Wir, die palaestinensischen Kinder und Nachkommen dieses heiligen Landes, wir, die wir universelle Werte vertreten, wir, die wir Frieden und Freiheit suchen, wir, das lebendige Zeugnis von Ausdauer und menschlicher Wuerde im Angesicht von Not, wir, die Opfer einer seit einem halben Jahrhundert andauernden Nacht von Besatzung und Vertreibung -

erklaeren unsere ungebrochene Anwesenheit an Zeit und Ort, ungeachtet aller Versuche, uns von dem Land, das unseren Namen am Beginn der Zeit der Welt geboren hat, zu trennen. Wir kommen nicht aus einer Dunkelheit von Mythos und Legende, wir sind seit alters her in dieses Land hinein geboren, das den meisten antiken Kulturen das Leben geschenkt hat. Auf diesem Land war es, dass sich die Menschheit ihr erstes Haus erbaut hat, ihr erstes Getreide gepflanzt, ihr erstes Alphabet geschaffen hat. Von den Huegeln Jerusalems erhoben sich die ersten Gebete der Dankbarkeit zum Schoepfer. Unser Land, nur klein an Groesse, hat viele Kulturen und Zivilisationen beherbergt, sowohl in Harmonie wie im Streit, und unsere eigene Kultur entstand aus der Fuelle dieses so verschiedenartigen und reichen Erbes. Unsere Geschichte als Menschen begann bereits mit der Geschichte der Menschheit. Unsere arabische Geschichte begann mit der Geschichte der Araber, das Bewusstsein unserer nationalen Geschichte begann mit unserem Widerstand gegen Eroberung und Gier, die sich unseres Land bemaechtigten.
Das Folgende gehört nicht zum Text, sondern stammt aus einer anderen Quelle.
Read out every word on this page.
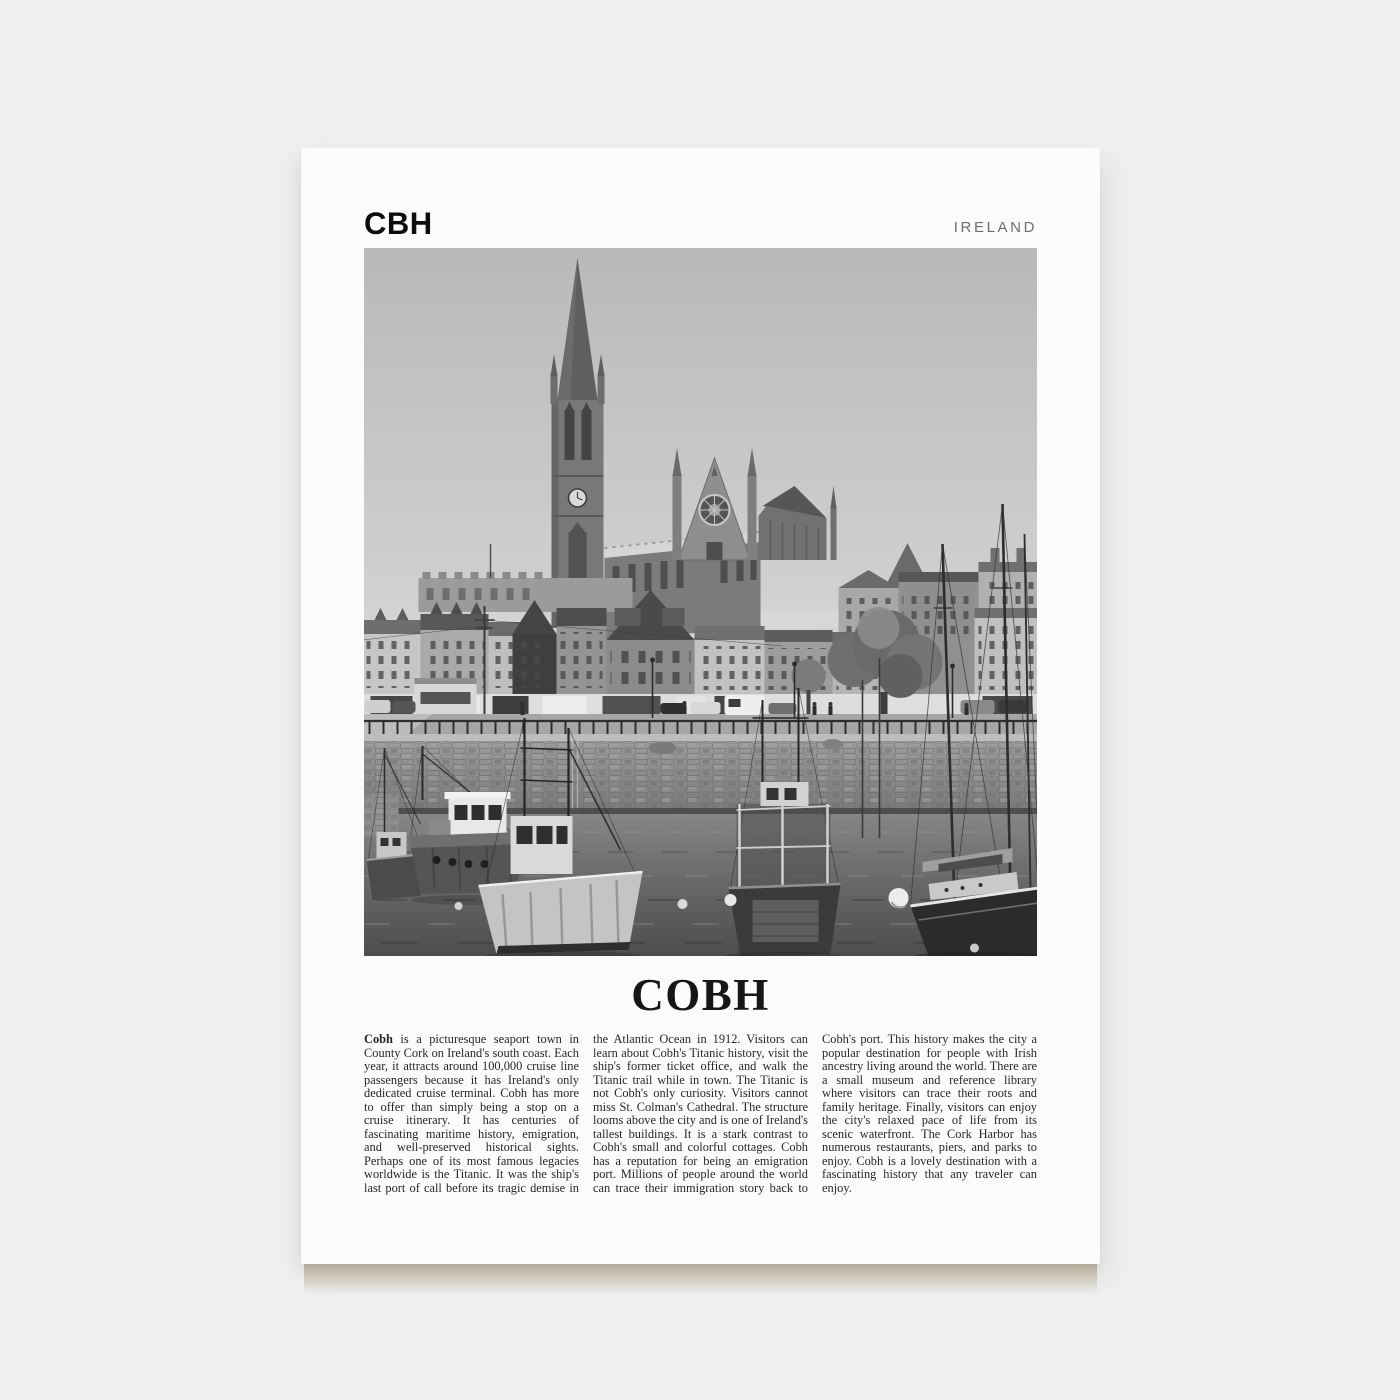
CBH	IRELAND
COBH
Cobh is a picturesque seaport town in County Cork on Ireland's south coast. Each year, it attracts around 100,000 cruise line passengers because it has Ireland's only dedicated cruise terminal. Cobh has more to offer than simply being a stop on a cruise itinerary. It has centuries of fascinating maritime history, emigration, and well-preserved historical sights. Perhaps one of its most famous legacies worldwide is the Titanic. It was the ship's last port of call before its tragic demise in the Atlantic Ocean in 1912. Visitors can learn about Cobh's Titanic history, visit the ship's former ticket office, and walk the Titanic trail while in town. The Titanic is not Cobh's only curiosity. Visitors cannot miss St. Colman's Cathedral. The structure looms above the city and is one of Ireland's tallest buildings. It is a stark contrast to Cobh's small and colorful cottages. Cobh has a reputation for being an emigration port. Millions of people around the world can trace their immigration story back to Cobh's port. This history makes the city a popular destination for people with Irish ancestry living around the world. There are a small museum and reference library where visitors can trace their roots and family heritage. Finally, visitors can enjoy the city's relaxed pace of life from its scenic waterfront. The Cork Harbor has numerous restaurants, piers, and parks to enjoy. Cobh is a lovely destination with a fascinating history that any traveler can enjoy.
Heute stehen wir vor einem halben Jahrhundert von Nakba und Widerstand, gezeichnet durch die fortgesetzte Tragoedie der unmittelbaren Vergangenheit, richten wir unseren Blick in die Zukunft, die wir gestalten wollen in Hoffnung und dem Versprechen von Freiheit und Gerechtigkeit. Denn wir haben allen Versuchen widerstanden, uns auszuloeschen oder zu verleugnen, den Namen Palaestinas von der Landkarte verschwinden zu lassen. Am 50. Jahrestag eines der groessten Verbrechen dieses Zeitalters, begangen am ganzen Volk und Land von Palaestina, stehen wir in Ehrfurcht an den Staetten der Maertyrer, die ihr Leben fuer die Fortbestand des Landes und seines unsterblichen Namens opferten, in der Verteidigung unserer Identitaet und einer souveraenen Existenz auf unserem Land, einem Land, dem Gottes Wort an die Menschen ebenso wurde wie unser Blut von alters her eingefloesst wurde.
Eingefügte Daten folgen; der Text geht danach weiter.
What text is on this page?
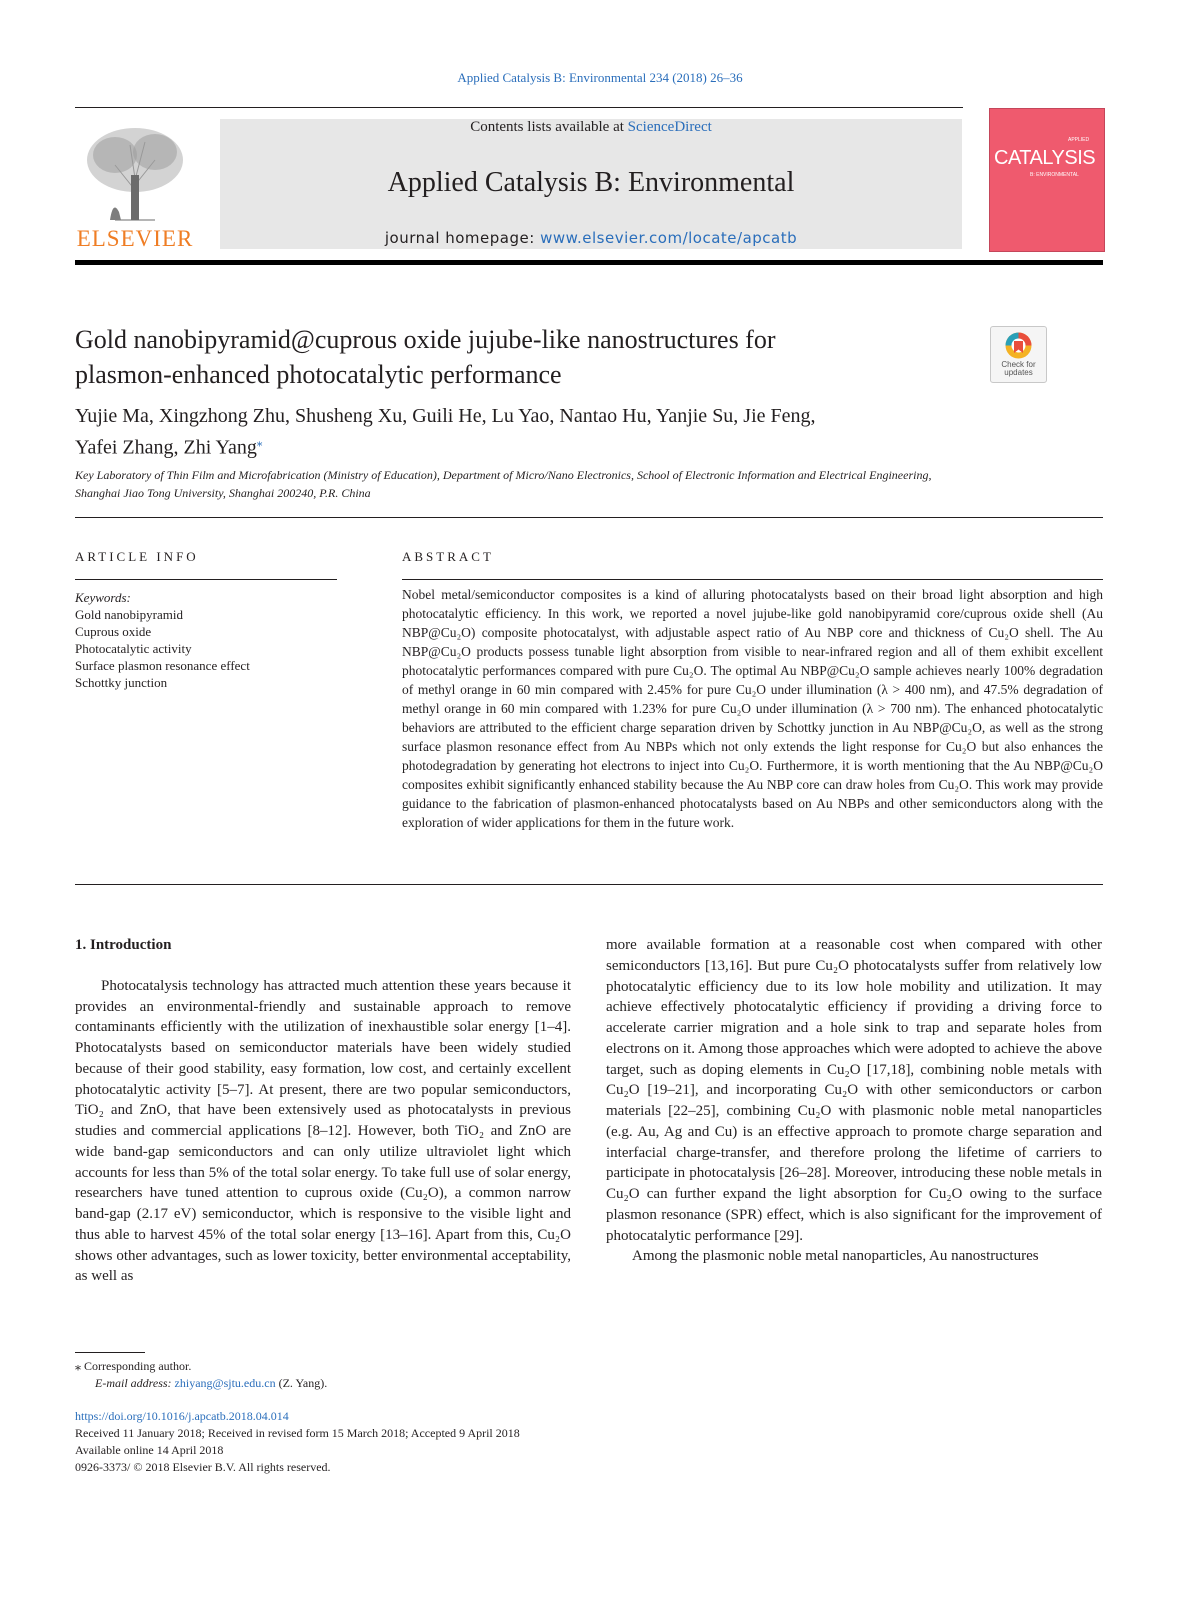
Applied Catalysis B: Environmental 234 (2018) 26–36
ELSEVIER
Contents lists available at ScienceDirect
Applied Catalysis B: Environmental
journal homepage: www.elsevier.com/locate/apcatb
APPLIED
CATALYSIS
B: ENVIRONMENTAL
Gold nanobipyramid@cuprous oxide jujube-like nanostructures for
plasmon-enhanced photocatalytic performance	Check for updates
Yujie Ma, Xingzhong Zhu, Shusheng Xu, Guili He, Lu Yao, Nantao Hu, Yanjie Su, Jie Feng,
Yafei Zhang, Zhi Yang⁎
Key Laboratory of Thin Film and Microfabrication (Ministry of Education), Department of Micro/Nano Electronics, School of Electronic Information and Electrical Engineering, Shanghai Jiao Tong University, Shanghai 200240, P.R. China
ARTICLE INFO	ABSTRACT
Keywords:
Gold nanobipyramid
Cuprous oxide
Photocatalytic activity
Surface plasmon resonance effect
Schottky junction
Nobel metal/semiconductor composites is a kind of alluring photocatalysts based on their broad light absorption and high photocatalytic efficiency. In this work, we reported a novel jujube-like gold nanobipyramid core/cuprous oxide shell (Au NBP@Cu₂O) composite photocatalyst, with adjustable aspect ratio of Au NBP core and thickness of Cu₂O shell. The Au NBP@Cu₂O products possess tunable light absorption from visible to near-infrared region and all of them exhibit excellent photocatalytic performances compared with pure Cu₂O. The optimal Au NBP@Cu₂O sample achieves nearly 100% degradation of methyl orange in 60 min compared with 2.45% for pure Cu₂O under illumination (λ > 400 nm), and 47.5% degradation of methyl orange in 60 min compared with 1.23% for pure Cu₂O under illumination (λ > 700 nm). The enhanced photocatalytic behaviors are attributed to the efficient charge separation driven by Schottky junction in Au NBP@Cu₂O, as well as the strong surface plasmon resonance effect from Au NBPs which not only extends the light response for Cu₂O but also enhances the photodegradation by generating hot electrons to inject into Cu₂O. Furthermore, it is worth mentioning that the Au NBP@Cu₂O composites exhibit significantly enhanced stability because the Au NBP core can draw holes from Cu₂O. This work may provide guidance to the fabrication of plasmon-enhanced photocatalysts based on Au NBPs and other semiconductors along with the exploration of wider applications for them in the future work.

1. Introduction

Photocatalysis technology has attracted much attention these years because it provides an environmental-friendly and sustainable approach to remove contaminants efficiently with the utilization of inexhaustible solar energy [1–4]. Photocatalysts based on semiconductor materials have been widely studied because of their good stability, easy formation, low cost, and certainly excellent photocatalytic activity [5–7]. At present, there are two popular semiconductors, TiO₂ and ZnO, that have been extensively used as photocatalysts in previous studies and commercial applications [8–12]. However, both TiO₂ and ZnO are wide band-gap semiconductors and can only utilize ultraviolet light which accounts for less than 5% of the total solar energy. To take full use of solar energy, researchers have tuned attention to cuprous oxide (Cu₂O), a common narrow band-gap (2.17 eV) semiconductor, which is responsive to the visible light and thus able to harvest 45% of the total solar energy [13–16]. Apart from this, Cu₂O shows other advantages, such as lower toxicity, better environmental acceptability, as well as

more available formation at a reasonable cost when compared with other semiconductors [13,16]. But pure Cu₂O photocatalysts suffer from relatively low photocatalytic efficiency due to its low hole mobility and utilization. It may achieve effectively photocatalytic efficiency if providing a driving force to accelerate carrier migration and a hole sink to trap and separate holes from electrons on it. Among those approaches which were adopted to achieve the above target, such as doping elements in Cu₂O [17,18], combining noble metals with Cu₂O [19–21], and incorporating Cu₂O with other semiconductors or carbon materials [22–25], combining Cu₂O with plasmonic noble metal nanoparticles (e.g. Au, Ag and Cu) is an effective approach to promote charge separation and interfacial charge-transfer, and therefore prolong the lifetime of carriers to participate in photocatalysis [26–28]. Moreover, introducing these noble metals in Cu₂O can further expand the light absorption for Cu₂O owing to the surface plasmon resonance (SPR) effect, which is also significant for the improvement of photocatalytic performance [29].

Among the plasmonic noble metal nanoparticles, Au nanostructures

⁎ Corresponding author.
E-mail address: zhiyang@sjtu.edu.cn (Z. Yang).
https://doi.org/10.1016/j.apcatb.2018.04.014
Received 11 January 2018; Received in revised form 15 March 2018; Accepted 9 April 2018
Available online 14 April 2018
0926-3373/ © 2018 Elsevier B.V. All rights reserved.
Von der Trauer der Muetter ueber die Knechtschaft der Gefangenen bis zum Exil der Generationen stehen wir in Ehrfurcht vor der heroischen Haltung des Einzelnen, wie des Kollektivs zu bleiben, beides: Palaestinenser und Araber. Als Opfer des Mythos "Ein Land ohne Volk fuer ein Volk ohne Land" wagen wir es, in die Geschichte einzutreten und die Luege zu benennen, die versucht hat, uns zu verleugnen. Kritisiert fuer unser Verschwinden als Nation und die Trennung von unserem Land, haben wir unsere Identitaet erneuert und die Faeden zu unserer Heimat gefestigt, gerade noch bevor wir dem Vergessen anheim fielen.
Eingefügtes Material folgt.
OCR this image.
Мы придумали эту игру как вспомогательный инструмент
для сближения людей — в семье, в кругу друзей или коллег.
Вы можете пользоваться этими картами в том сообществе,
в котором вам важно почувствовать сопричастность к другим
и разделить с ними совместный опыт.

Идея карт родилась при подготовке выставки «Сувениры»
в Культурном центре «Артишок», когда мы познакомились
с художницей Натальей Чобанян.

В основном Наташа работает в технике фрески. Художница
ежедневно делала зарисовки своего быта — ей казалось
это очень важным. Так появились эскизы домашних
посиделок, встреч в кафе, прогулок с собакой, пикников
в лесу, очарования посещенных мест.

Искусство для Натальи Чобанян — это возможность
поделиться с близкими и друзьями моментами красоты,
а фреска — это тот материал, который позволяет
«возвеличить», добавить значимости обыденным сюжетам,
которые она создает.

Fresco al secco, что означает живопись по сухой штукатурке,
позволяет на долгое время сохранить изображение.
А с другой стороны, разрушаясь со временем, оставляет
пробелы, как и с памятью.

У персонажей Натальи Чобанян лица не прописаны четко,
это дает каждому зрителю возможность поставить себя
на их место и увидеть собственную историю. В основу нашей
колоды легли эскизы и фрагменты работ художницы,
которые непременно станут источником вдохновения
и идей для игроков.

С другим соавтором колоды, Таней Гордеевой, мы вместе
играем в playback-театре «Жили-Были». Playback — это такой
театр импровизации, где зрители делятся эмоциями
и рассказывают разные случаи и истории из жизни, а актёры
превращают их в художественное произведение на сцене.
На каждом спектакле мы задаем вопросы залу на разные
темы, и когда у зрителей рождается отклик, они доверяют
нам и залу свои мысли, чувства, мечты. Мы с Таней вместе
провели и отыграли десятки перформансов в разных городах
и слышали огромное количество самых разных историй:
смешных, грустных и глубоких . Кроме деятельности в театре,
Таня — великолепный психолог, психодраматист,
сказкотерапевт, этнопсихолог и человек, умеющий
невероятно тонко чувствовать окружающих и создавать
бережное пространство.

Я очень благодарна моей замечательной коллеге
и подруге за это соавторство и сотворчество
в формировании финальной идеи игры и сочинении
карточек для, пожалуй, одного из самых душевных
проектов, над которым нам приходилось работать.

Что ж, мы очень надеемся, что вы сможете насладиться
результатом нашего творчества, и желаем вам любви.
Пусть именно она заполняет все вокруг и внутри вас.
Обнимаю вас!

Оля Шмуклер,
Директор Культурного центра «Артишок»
480 bluehende, lebendige Doerfer wurden von den zionistischen Frevlern dem Erdboden gleichgemacht. Terrorisiert, niedergemetzelt und vertrieben war der groesste Teil der palaestinensischen Nation, auf den Status von Fluechtlingen und Staatenlosen herabgewuerdigt und auf Gedeih und Verderb der Gnade verschiedener Gastlaender ausgeliefert. Ihres Geburtsrechts beraubt trugen die palaestinensischen Fluechtlinge Palaestina so in ihren Herzen, wie sie die Besitztitel und die Schluessel zu ihren Haeusern bewahren. In unserer kollektiven Erinnerung und in unserem Weiterleben blieben die alten Orte und Menschen lebendig. Wir haben uns geweigert, ihre Version der Zerstoerung als unsere Geschichte anzunehmen und zu akzeptieren, und wir bleiben die Anwaelte und Zeuginnen einer authentischen palaestinensischen Tradierung und des Willens zu ueberleben.

Von der Revolution zum Aufstand, und weiter zum Aufbau der Nation erwarben wir uns die Anerkennung der Welt. Das zweifache Unrecht von Exil und Besatzung konnte den Willen eines Volkes nicht brechen, das bestrebt war, Freiheit, Wuerde und Erloesung seiner Geschichte zu erreichen. Und so war es die PLO, die zuerst den Olivenzweig als Alternative zur Waffe anbot. Friede war das Ziel, nicht Beschwichtigungspolitik oder Kapitulation. Die PLO, Verkoerperung unserer nationalen Identitaet, Hueterin der Integritaet unserer Vergangenheit, Instrument der Verwirklichung unserer Zukunft, hat die Unabhaengigkeit unserer Ausdrucksmoeglichkeiten und unseres Willens unterstrichen und hat die Richtung unseres Weges bestimmt. Sie erhielt die Anerkenung der internationalen Voelkergemeinschaft fuer das Recht des palaestinensischen Volkes auf Selbstbestimung und Rueckkehr, sie sicherte uns gegen die Wellen der Verluste und der Verleugnungen. Ueber all dem aber steht Jerusalem, mehr als nur die rechtliche Basis, ist sie die Seele unseres Seins, der Geist der Harmonie.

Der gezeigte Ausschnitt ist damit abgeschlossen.